2 • Bodembestemming in de omgeving van het projectgebied (punt 3.1.2, pg. 9-10). Er wordt gesteld

dat er geen groengebied grenst aan het project, terwijl er wel planologisch natuurgebied met overdruk GEN grenst aan de weg.

• Waterwegen in het gebied (punt 3.1.3, pg. 10). Onder dit punt, alsook elders in het document, wordt gesproken van de Plankebeek of Willebeek. Er worden ook nog de namen Ter Erpenbeek en

Molenbeek gebruikt voor deze waterloop We vermoeden echter dat de naam Molenbeek (5.021) de meest gebruikelijke is.

• Betreffende de juridische randvoorwaarden zoals aangehaald in de samenvatting (punt 4, pagina IV) en onder deel 3.3 (pagina 11-13).

* Globaal gezien is de opsomming behoorlijk summier.

* Er mist een bespreking over de Vlarebo-grondverzetregeling die recent van kracht werd en zeker m.b.t. voorliggend project relevant is.

* In verband met het Natuurdecreet wordt enkel ingegaan op de VEN- en NATURA2000-gebieden. Er wordt niet vermeld dat de overheid het standstill-beginsel dient toe te passen. Er wordt niet vermeld dat de overheid de zorgplicht dient toe te passen. Er wordt ook niet vermeld dat de overheid de activiteit aan een natuurtoets dient te onderwerpen zodat er geen vermijdbare schade kan ontstaan. Het volstaat niet dit te vermelden onder punt 8.4.2 en niet onder de juridische randvoorwaarden.

* Er ontbreekt een vermelding van het Besluit van de Vlaamse Regering van 28 juli 1998 tot vaststelling van nadere regels ter uitvoering van het decreet van 21 oktober 1997 betreffende het natuurbehoud en het natuurlijk milieu (B.S. 10/09/1998). Dit is een relevant besluit omdat diverse KLE’s, beschermd via dit besluit, dienen te verdwijnen door de herinrichting van een deel van de weg en door de aanleg van een nieuw stuk weg. De nieuw aan te leggen weg doorsnijdt enkele bronhoofden, eveneens beschermd via dit besluit.

* Er ontbreekt een verwijzing naar het Decreet van 18 mei 1999 houdende de organisatie van de ruimtelijke ordening en het decreet betreffende de ruimtelijke ordening van 22 oktober 1996 i.v.m. de vergunningsplichtige stedenbouwkundige werken.

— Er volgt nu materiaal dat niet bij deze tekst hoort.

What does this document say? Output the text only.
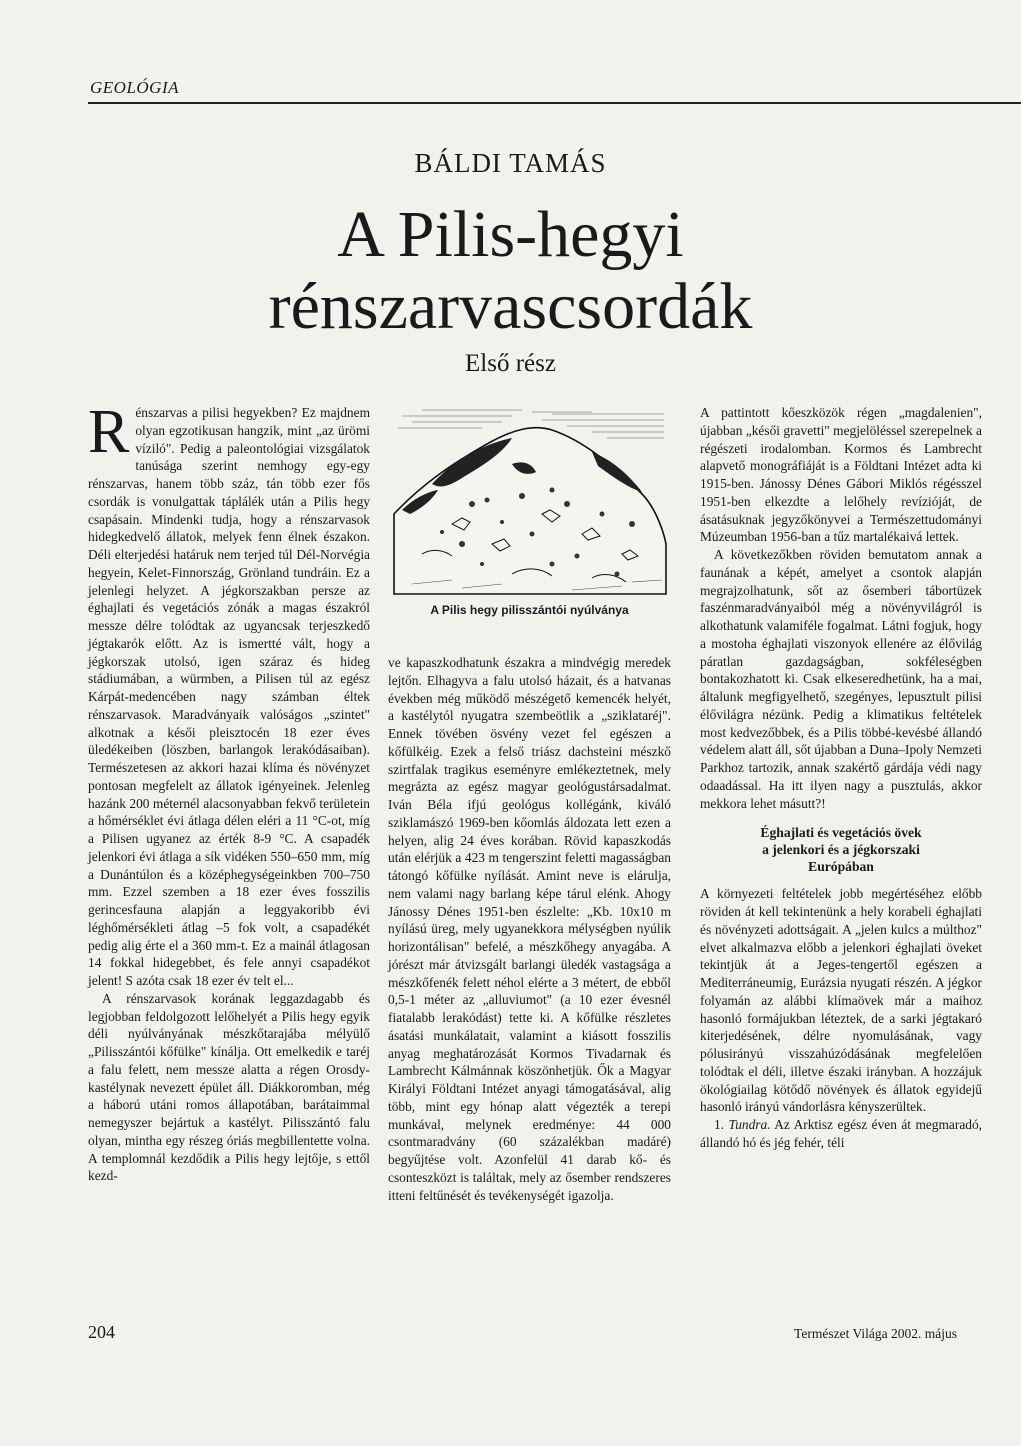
GEOLÓGIA
BÁLDI TAMÁS
A Pilis-hegyi
rénszarvascsordák
Első rész

Rénszarvas a pilisi hegyekben? Ez majdnem olyan egzotikusan hangzik, mint „az ürömi víziló". Pedig a paleontológiai vizsgálatok tanúsága szerint nemhogy egy-egy rénszarvas, hanem több száz, tán több ezer fős csordák is vonulgattak táplálék után a Pilis hegy csapásain. Mindenki tudja, hogy a rénszarvasok hidegkedvelő állatok, melyek fenn élnek északon. Déli elterjedési határuk nem terjed túl Dél-Norvégia hegyein, Kelet-Finnország, Grönland tundráin. Ez a jelenlegi helyzet. A jégkorszakban persze az éghajlati és vegetációs zónák a magas északról messze délre tolódtak az ugyancsak terjeszkedő jégtakarók előtt. Az is ismertté vált, hogy a jégkorszak utolsó, igen száraz és hideg stádiumában, a würmben, a Pilisen túl az egész Kárpát-medencében nagy számban éltek rénszarvasok. Maradványaik valóságos „szintet" alkotnak a késői pleisztocén 18 ezer éves üledékeiben (löszben, barlangok lerakódásaiban). Természetesen az akkori hazai klíma és növényzet pontosan megfelelt az állatok igényeinek. Jelenleg hazánk 200 méternél alacsonyabban fekvő területein a hőmérséklet évi átlaga délen eléri a 11 °C-ot, míg a Pilisen ugyanez az érték 8-9 °C. A csapadék jelenkori évi átlaga a sík vidéken 550–650 mm, míg a Dunántúlon és a középhegységeinkben 700–750 mm. Ezzel szemben a 18 ezer éves fosszilis gerincesfauna alapján a leggyakoribb évi léghőmérsékleti átlag –5 fok volt, a csapadékét pedig alig érte el a 360 mm-t. Ez a mainál átlagosan 14 fokkal hidegebbet, és fele annyi csapadékot jelent! S azóta csak 18 ezer év telt el...

A rénszarvasok korának leggazdagabb és legjobban feldolgozott lelőhelyét a Pilis hegy egyik déli nyúlványának mészkőtarajába mélyülő „Pilisszántói kőfülke" kínálja. Ott emelkedik e taréj a falu felett, nem messze alatta a régen Orosdy-kastélynak nevezett épület áll. Diákkoromban, még a háború utáni romos állapotában, barátaimmal nemegyszer bejártuk a kastélyt. Pilisszántó falu olyan, mintha egy részeg óriás megbillentette volna. A templomnál kezdődik a Pilis hegy lejtője, s ettől kezd-

A Pilis hegy pilisszántói nyúlványa

ve kapaszkodhatunk északra a mindvégig meredek lejtőn. Elhagyva a falu utolsó házait, és a hatvanas években még működő mészégető kemencék helyét, a kastélytól nyugatra szembeötlik a „sziklataréj". Ennek tövében ösvény vezet fel egészen a kőfülkéig. Ezek a felső triász dachsteini mészkő szirtfalak tragikus eseményre emlékeztetnek, mely megrázta az egész magyar geológustársadalmat. Iván Béla ifjú geológus kollégánk, kiváló sziklamászó 1969-ben kőomlás áldozata lett ezen a helyen, alig 24 éves korában. Rövid kapaszkodás után elérjük a 423 m tengerszint feletti magasságban tátongó kőfülke nyílását. Amint neve is elárulja, nem valami nagy barlang képe tárul elénk. Ahogy Jánossy Dénes 1951-ben észlelte: „Kb. 10x10 m nyílású üreg, mely ugyanekkora mélységben nyúlik horizontálisan" befelé, a mészkőhegy anyagába. A jórészt már átvizsgált barlangi üledék vastagsága a mészkőfenék felett néhol elérte a 3 métert, de ebből 0,5-1 méter az „alluviumot" (a 10 ezer évesnél fiatalabb lerakódást) tette ki. A kőfülke részletes ásatási munkálatait, valamint a kiásott fosszilis anyag meghatározását Kormos Tivadarnak és Lambrecht Kálmánnak köszönhetjük. Ők a Magyar Királyi Földtani Intézet anyagi támogatásával, alig több, mint egy hónap alatt végezték a terepi munkával, melynek eredménye: 44 000 csontmaradvány (60 százalékban madáré) begyűjtése volt. Azonfelül 41 darab kő- és csonteszközt is találtak, mely az ősember rendszeres itteni feltűnését és tevékenységét igazolja.

A pattintott kőeszközök régen „magdalenien", újabban „késői gravetti" megjelöléssel szerepelnek a régészeti irodalomban. Kormos és Lambrecht alapvető monográfiáját is a Földtani Intézet adta ki 1915-ben. Jánossy Dénes Gábori Miklós régésszel 1951-ben elkezdte a lelőhely revízióját, de ásatásuknak jegyzőkönyvei a Természettudományi Múzeumban 1956-ban a tűz martalékaivá lettek.

A következőkben röviden bemutatom annak a faunának a képét, amelyet a csontok alapján megrajzolhatunk, sőt az ősemberi tábortüzek faszénmaradványaiból még a növényvilágról is alkothatunk valamiféle fogalmat. Látni fogjuk, hogy a mostoha éghajlati viszonyok ellenére az élővilág páratlan gazdagságban, sokféleségben bontakozhatott ki. Csak elkeseredhetünk, ha a mai, általunk megfigyelhető, szegényes, lepusztult pilisi élővilágra nézünk. Pedig a klimatikus feltételek most kedvezőbbek, és a Pilis többé-kevésbé állandó védelem alatt áll, sőt újabban a Duna–Ipoly Nemzeti Parkhoz tartozik, annak szakértő gárdája védi nagy odaadással. Ha itt ilyen nagy a pusztulás, akkor mekkora lehet másutt?!

Éghajlati és vegetációs övek
a jelenkori és a jégkorszaki
Európában

A környezeti feltételek jobb megértéséhez előbb röviden át kell tekintenünk a hely korabeli éghajlati és növényzeti adottságait. A „jelen kulcs a múlthoz" elvet alkalmazva előbb a jelenkori éghajlati öveket tekintjük át a Jeges-tengertől egészen a Mediterráneumig, Eurázsia nyugati részén. A jégkor folyamán az alábbi klímaövek már a maihoz hasonló formájukban léteztek, de a sarki jégtakaró kiterjedésének, délre nyomulásának, vagy pólusirányú visszahúzódásának megfelelően tolódtak el déli, illetve északi irányban. A hozzájuk ökológiailag kötődő növények és állatok egyidejű hasonló irányú vándorlásra kényszerültek.

1. Tundra. Az Arktisz egész éven át megmaradó, állandó hó és jég fehér, téli

204	Természet Világa 2002. május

• Er ontbreekt eveneens een verwijzing naar het Bosdecreet van 13 juni 1990 ivm. ontbossingsverbod en de uitzonderingen hierbij. Het volstaat niet dit louter aan te halen onder punt 8.4.2 en niet onder de juridische randvoorwaarden. Belangrijk is alvast dat enkele kleine bosjes met een aspect van voorjaarsflora en een belang als stapsteen gelegen zijn op de reservatiestrook van het gewestplan. • In verband met het Decreet Integraal Waterbeleid wordt ingegaan op de watertoets. In verband

hiermee wordt gesteld dat vooral de afwatering van belang is. Dit is niet correct. De watertoets impliceert een beoordeling van een schadelijk effect door ondermeer volgende drie gevallen : 1) vermindering van de infiltratie van hemelwater, 2) vermindering van ruimte voor het watersysteem of effect op 3) kwantitatieve toestand van het grondwater. Bovendien dient dit getoetst te worden aan de doelstellingen en beginselen van het integraal waterbeleid.

(3)

3 4.2.5 worden enkele waterhuishoudkundige aspecten besproken. Onder meer stelt men: “waar mogelijk infiltreren van regenwater”. In toepassing van het standstill-beginsel zou men alles dienen te infiltreren. Bovendien zijn er te weinig alternatieven voorhanden. Een toetsing vereist dat men het minst of niet schadelijke alternatief kan selecteren. Er is een significante overlap tussen de

reservatiestrook en de natuurlijke overstroombare gebieden [Digitale versie van de NOG-ROG bestanden, MVG, LIN, AMINAL, afdeling Water, 2001]. Ook voor het verlies aan overstroombare ruimte ontbreekt het aan alternatieven. Tijdens de uitvoeringsfase kan de werkzone bemaald worden. De aanleg van een weg kan voor gevolg hebben dat (ondiepe of diepe) grondwaterlagen permanent doorsneden worden en derhalve verstoord worden. Deze twee gegevens en het feit dat grachten gedempt zullen worden en de infiltratie van regenwater kan verminderen, kunnen de kwantitatieve toestand van het grondwater wijzigen. Ook hiervoor is het aangewezen dat er alternatieven voorhanden zijn.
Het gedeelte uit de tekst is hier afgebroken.